Sometimes the teacher would send Taylor to the nurse to calm down. Other times her parents would have to pick her up. Kellie said some kids who have behavioral reactions to food allergens get violent. That’s never been the case with Taylor, she said.

“But she would sob hysterically if her pencil broke,” she said.

Taylor, now 14, says she feels more confident in dealing with her food allergies now that she’s older.

“The way I keep control is I’ve learned to ask a lot of questions,” Taylor said. “It gives me more self-esteem knowing that I need to ask about what’s in food, and that I’m old enough to ask, so I’m not having to rely on my mom. My friends help a lot. At parties they’ll watch out for me, and help me remember I can’t have certain things.”

Dorfman said most of the kids she sees in her practice get pretty good at recognizing when they’re having a behavioral reaction to gluten.

“What’s interesting is how well even young kids, who are supposedly not very good at regulating emotion, regulate themselves when they figure out that’s what it is. Kids who’ve been diagnosed with all kinds of horrible things, can tell that the gluten is causing their problem, and stick to (a restrictive diet.)”
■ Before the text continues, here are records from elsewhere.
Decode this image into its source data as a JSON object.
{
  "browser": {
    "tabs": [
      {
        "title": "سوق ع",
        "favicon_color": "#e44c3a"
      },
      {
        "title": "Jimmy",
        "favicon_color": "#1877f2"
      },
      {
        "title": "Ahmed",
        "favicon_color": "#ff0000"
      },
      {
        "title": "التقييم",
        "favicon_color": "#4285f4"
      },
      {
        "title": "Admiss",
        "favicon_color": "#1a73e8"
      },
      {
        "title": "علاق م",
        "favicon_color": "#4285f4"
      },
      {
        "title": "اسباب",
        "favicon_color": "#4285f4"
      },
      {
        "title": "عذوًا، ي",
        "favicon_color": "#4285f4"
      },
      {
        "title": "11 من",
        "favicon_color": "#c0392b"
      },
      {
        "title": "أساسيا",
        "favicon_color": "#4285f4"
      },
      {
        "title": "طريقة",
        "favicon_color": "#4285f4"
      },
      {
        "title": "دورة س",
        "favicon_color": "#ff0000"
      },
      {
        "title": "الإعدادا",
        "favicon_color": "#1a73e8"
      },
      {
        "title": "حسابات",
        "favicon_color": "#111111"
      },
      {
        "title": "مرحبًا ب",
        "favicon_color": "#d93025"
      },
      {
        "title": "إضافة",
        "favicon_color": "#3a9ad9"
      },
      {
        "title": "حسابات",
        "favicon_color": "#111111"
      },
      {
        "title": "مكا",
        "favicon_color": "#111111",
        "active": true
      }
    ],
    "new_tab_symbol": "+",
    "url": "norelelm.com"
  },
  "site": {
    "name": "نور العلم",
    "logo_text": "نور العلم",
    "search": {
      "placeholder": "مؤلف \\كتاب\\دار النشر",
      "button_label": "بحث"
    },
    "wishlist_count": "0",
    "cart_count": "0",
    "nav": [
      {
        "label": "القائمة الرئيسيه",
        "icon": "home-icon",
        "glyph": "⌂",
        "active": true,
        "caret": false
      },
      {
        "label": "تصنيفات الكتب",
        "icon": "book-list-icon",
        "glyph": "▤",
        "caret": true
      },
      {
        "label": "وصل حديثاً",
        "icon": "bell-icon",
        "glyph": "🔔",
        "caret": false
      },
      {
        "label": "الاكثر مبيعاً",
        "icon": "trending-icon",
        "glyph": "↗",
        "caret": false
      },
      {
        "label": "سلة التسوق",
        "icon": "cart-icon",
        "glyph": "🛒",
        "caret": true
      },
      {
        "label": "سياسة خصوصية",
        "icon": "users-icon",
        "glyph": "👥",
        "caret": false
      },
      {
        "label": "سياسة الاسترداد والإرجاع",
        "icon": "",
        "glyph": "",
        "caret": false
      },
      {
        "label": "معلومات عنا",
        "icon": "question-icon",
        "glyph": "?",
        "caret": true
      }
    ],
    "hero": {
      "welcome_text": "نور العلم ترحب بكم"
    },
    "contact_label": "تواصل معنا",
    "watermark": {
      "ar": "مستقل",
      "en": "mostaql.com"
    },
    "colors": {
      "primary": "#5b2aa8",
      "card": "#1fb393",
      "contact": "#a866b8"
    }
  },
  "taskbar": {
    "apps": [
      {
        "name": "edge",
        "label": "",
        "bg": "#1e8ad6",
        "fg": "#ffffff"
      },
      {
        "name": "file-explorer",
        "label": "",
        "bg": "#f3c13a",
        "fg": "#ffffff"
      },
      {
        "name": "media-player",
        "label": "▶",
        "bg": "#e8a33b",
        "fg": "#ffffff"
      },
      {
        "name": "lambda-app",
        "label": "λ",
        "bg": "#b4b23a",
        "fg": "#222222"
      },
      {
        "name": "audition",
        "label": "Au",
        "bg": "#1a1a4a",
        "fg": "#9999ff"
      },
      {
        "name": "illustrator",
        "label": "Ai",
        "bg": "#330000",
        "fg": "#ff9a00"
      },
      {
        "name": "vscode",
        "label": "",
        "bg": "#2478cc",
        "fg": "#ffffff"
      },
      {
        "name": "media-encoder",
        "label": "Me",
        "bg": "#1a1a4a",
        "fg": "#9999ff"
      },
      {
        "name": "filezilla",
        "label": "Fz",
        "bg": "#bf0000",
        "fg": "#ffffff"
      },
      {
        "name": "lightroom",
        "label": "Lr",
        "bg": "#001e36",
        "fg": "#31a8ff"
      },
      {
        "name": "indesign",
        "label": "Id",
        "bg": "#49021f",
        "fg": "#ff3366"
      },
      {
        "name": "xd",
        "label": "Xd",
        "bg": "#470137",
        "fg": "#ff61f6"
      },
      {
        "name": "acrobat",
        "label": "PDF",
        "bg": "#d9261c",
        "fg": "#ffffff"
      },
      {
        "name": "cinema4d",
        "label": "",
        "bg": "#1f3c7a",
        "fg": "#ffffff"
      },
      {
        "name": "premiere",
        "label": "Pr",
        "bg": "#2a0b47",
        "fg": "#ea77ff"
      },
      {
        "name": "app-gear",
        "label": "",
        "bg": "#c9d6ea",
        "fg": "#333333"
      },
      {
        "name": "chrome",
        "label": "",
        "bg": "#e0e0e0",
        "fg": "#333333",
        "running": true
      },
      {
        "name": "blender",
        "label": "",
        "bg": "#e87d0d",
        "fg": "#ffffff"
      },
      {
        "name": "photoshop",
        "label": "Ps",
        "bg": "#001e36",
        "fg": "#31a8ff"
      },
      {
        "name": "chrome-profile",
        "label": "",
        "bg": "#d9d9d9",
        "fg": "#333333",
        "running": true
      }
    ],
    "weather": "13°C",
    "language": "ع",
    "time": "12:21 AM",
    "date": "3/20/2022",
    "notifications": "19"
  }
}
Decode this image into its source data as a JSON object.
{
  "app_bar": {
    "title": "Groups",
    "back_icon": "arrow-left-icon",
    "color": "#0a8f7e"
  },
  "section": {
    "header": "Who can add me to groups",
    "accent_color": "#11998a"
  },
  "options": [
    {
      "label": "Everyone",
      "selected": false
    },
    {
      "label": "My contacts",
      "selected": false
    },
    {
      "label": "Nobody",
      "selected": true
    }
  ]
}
When I talk to Megan Ippoliti, another Eagle River military mom who has four young children under the age of six, it strikes me how much her clan fits my previous stereotypes about the gluten-free family. After her husband encouraged the family to go on the paleo diet—another diet trend where adherents eat what people ate during the Paleolithic Era—she concluded that gluten had been wreaking havoc with her children’s behavior. She sees it as the culprit behind her three-year-old daughter’s sleeping problems and excessive tantrums, and her five-year-old son’s anger problems. She hasn’t had any of her kids tested for celiac disease. But she’s convinced the reason her children’s behaviors have improved is that her family stopped eating gluten.

Maybe. One year ago I would have said it’s probably all in the Ippolitis’ heads. But after what my children and I have been through, I’m eating humble pie instead of dishing out a condescending attitude. I hope my daughter and I never have to make the gluten insanity plea to a school principal or preschool director. But if we do, I hope we’ll have an understanding ear to explain it to.